A propósito de los que se esconden detrás de complejidades innecesarias, el excelente matemático ruso Vladimir Arnold bromea sobre colegas que para "simplificar" la frase "Bob se lavó las manos" dicen algo como "Existe un tiempo T1 <0 tal que la imagen Bob(T1) ante el mapeo natural de T a Bob(T) pertenece al conjunto de gente de manos sucias, y un T2 en el intervalo semiabierto (T1,0] tal que la imagen bajo el mismo mapeo pertenece al complemento del conjunto en cuestión".

En el extremo opuesto están los popularizadores innatos (como el genial Richard Feynman) que son capaces -a la manera de Borges según Eugenio Montale- de poner el universo en una caja de fósforos.  Sus explicaciones son prestidigitaciones hipnóticas, tan efectivas que nos dejan la impresión de haber entendido lo que en realidad no entendimos, y leemos de supercuerdas y singularidades y física cuántica con la misma  paradójica facilidad con el que escuchamos la música de Mozart: tan simple para el que la escucha al pasar, tan compleja para el experto.

Quizá sea cierto que la jerga es necesaria y que la sobresimplificación puede llevarse consigo la esencia de lo explicado, como si con el agua de la bañera tiráramos también al bebé. Pero también es cierto que hay ideas profundas que pueden comunicarse al público en lenguaje accesible sin sacrificar nada de esa esencia.  Pienso en El Origen de las Especies, donde Darwin comunica un hallazgo original en un texto escrito para una audiencia masiva, y en los Diálogos sobre los Sistemas Máximos del Mundo, donde Galileo presenta resultados originales en un lenguaje accesible, en italiano y no en latín, como se escribían entonces los trabajos especializados.
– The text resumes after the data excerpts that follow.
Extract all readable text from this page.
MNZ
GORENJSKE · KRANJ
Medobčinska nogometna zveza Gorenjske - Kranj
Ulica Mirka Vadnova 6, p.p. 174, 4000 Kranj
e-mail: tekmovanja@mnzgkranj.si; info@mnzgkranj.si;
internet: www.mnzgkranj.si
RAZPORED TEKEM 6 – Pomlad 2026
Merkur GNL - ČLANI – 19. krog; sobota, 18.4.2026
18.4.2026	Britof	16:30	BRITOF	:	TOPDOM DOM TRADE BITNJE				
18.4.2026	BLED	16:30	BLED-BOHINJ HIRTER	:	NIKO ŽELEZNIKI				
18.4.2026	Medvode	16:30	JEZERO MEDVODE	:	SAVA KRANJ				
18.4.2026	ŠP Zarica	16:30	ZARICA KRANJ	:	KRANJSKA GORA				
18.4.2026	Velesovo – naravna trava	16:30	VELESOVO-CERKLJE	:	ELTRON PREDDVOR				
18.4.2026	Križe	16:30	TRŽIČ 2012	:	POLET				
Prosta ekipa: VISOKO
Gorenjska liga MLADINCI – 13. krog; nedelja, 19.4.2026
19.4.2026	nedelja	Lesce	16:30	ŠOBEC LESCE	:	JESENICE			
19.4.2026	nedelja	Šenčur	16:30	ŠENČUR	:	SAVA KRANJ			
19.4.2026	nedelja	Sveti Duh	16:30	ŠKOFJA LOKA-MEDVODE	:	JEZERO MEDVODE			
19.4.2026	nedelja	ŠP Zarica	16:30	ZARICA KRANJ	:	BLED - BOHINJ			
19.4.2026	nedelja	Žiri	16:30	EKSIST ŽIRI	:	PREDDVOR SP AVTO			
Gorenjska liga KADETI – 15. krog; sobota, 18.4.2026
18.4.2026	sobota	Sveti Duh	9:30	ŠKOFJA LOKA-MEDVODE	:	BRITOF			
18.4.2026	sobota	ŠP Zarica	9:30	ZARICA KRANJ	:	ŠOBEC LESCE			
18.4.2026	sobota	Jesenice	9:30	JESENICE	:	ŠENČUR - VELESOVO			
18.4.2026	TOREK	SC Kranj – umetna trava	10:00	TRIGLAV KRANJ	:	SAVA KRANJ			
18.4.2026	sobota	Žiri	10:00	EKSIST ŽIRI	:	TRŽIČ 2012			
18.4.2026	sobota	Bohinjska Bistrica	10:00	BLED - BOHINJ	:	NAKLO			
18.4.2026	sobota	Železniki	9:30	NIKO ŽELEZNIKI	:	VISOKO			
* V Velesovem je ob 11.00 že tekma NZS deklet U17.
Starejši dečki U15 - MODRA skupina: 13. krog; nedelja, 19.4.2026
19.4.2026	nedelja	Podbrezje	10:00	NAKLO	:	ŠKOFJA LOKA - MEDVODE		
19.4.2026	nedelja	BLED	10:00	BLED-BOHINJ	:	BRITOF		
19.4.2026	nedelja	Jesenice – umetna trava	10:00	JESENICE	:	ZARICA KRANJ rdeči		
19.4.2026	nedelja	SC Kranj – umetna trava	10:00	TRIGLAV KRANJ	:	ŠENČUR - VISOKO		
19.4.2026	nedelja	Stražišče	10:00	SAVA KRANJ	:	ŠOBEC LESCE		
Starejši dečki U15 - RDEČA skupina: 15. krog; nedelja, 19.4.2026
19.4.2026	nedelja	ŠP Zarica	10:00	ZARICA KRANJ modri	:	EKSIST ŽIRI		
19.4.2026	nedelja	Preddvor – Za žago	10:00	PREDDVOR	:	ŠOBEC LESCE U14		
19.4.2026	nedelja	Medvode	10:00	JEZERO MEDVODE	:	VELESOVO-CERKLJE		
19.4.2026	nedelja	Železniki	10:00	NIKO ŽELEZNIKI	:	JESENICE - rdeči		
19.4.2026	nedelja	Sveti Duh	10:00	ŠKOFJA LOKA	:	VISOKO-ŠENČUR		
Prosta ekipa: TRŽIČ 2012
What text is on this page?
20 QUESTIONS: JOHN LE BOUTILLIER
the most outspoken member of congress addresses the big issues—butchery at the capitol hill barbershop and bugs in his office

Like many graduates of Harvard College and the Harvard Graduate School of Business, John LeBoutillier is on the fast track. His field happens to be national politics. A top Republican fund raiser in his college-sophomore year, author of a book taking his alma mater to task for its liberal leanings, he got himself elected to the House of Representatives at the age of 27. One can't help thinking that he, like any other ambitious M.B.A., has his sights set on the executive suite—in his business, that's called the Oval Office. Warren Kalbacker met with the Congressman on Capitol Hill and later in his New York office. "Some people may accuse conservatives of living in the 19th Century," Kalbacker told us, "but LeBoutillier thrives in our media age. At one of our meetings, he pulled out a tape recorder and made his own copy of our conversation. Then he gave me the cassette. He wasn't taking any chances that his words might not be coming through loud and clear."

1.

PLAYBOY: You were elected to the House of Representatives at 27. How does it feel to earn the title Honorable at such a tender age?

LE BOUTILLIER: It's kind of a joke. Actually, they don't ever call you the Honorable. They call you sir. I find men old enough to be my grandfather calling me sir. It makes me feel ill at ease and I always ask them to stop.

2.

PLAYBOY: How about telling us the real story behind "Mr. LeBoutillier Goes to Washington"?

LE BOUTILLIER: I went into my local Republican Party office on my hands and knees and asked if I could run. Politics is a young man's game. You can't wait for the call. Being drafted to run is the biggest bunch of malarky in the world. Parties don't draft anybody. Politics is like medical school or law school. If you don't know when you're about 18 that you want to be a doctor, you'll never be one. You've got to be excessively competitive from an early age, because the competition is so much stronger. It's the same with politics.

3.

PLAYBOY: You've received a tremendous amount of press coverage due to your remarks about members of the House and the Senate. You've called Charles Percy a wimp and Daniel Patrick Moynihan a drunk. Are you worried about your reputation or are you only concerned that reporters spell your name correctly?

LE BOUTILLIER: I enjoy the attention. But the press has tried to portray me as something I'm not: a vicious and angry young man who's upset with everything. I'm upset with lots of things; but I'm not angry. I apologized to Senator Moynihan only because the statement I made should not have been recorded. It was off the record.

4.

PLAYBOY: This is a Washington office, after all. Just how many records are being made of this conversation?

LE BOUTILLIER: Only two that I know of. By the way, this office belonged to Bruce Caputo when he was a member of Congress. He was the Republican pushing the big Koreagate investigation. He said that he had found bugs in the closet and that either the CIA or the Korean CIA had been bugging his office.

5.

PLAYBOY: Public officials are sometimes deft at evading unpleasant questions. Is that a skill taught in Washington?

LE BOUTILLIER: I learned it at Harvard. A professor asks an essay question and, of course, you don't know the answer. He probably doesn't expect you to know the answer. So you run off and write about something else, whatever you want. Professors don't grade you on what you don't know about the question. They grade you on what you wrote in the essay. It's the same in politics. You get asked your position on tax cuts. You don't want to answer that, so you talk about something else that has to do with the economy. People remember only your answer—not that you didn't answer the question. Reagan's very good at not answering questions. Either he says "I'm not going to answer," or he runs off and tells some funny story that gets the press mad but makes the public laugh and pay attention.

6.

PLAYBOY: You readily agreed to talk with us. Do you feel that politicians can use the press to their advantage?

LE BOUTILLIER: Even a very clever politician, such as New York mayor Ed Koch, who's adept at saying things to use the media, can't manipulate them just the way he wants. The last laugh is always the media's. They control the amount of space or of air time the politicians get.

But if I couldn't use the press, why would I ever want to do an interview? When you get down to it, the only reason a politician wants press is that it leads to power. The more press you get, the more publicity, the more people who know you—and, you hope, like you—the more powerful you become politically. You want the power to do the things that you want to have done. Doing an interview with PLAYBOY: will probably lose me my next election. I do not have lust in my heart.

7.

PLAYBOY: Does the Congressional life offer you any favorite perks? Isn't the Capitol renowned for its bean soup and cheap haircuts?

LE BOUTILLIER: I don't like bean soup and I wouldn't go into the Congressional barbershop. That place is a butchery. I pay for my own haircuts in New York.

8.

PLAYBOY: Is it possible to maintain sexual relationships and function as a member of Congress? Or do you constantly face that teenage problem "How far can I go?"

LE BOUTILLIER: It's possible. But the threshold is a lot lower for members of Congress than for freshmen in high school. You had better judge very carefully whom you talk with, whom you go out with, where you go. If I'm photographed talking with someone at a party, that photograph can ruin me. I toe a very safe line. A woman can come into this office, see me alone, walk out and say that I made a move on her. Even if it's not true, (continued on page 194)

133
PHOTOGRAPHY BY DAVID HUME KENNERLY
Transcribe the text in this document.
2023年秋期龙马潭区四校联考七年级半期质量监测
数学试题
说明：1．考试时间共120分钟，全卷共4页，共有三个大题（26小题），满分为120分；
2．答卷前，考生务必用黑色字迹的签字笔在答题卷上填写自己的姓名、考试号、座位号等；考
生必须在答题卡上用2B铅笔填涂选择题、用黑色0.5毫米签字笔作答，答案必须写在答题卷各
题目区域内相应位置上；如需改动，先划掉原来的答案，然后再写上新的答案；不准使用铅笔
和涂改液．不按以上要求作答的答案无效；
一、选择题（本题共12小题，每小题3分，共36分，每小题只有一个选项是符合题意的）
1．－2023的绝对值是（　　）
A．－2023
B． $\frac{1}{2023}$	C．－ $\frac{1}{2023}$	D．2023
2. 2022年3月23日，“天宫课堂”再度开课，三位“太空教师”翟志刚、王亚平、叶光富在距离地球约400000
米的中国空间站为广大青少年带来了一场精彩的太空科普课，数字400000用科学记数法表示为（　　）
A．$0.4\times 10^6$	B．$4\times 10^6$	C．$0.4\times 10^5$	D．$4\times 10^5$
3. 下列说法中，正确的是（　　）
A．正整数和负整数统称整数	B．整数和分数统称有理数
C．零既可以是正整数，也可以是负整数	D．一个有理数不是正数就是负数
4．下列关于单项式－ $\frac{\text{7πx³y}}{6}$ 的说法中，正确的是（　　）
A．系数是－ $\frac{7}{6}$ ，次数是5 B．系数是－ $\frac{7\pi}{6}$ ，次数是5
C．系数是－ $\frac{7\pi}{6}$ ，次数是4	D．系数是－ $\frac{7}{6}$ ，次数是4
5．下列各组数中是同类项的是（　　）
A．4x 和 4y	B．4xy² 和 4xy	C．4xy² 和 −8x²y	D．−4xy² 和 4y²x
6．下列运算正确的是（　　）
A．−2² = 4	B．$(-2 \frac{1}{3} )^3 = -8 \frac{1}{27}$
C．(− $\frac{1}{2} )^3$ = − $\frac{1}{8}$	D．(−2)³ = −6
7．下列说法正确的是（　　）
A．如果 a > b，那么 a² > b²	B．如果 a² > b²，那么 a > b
Galileo mismo explica, en una carta a Paolo Gualdo en 1612, su decisión de escribir en lenguaje popular para alentar a la gente a pensar por su cuenta y, según el historiador Reinhard Bendix, para evitarles la intimidación de la autoridad religiosa (algo que le costó caro, pero eso es otra historia).

La jerga se justifica sólo si se persigue una burbuja semántica que nos separe del resto. Los presos tienen el "tumbero" (en las cárceles, "sentarse" y "tomar asiento", me dicen, significan cosas muy distintas), los locutores disponen de acentuación propia (ministro de "edúcación", "kilometrós" por hora, copa "Libértadores") y hay quienes llaman "cefalea" al mundano dolor de cabeza.  Pero la ciencia busca resolver problemas y, ante todo, claridad; Dios nos libre de los meros "conocedores de frases y de modales de la jerga fulera del arrabal".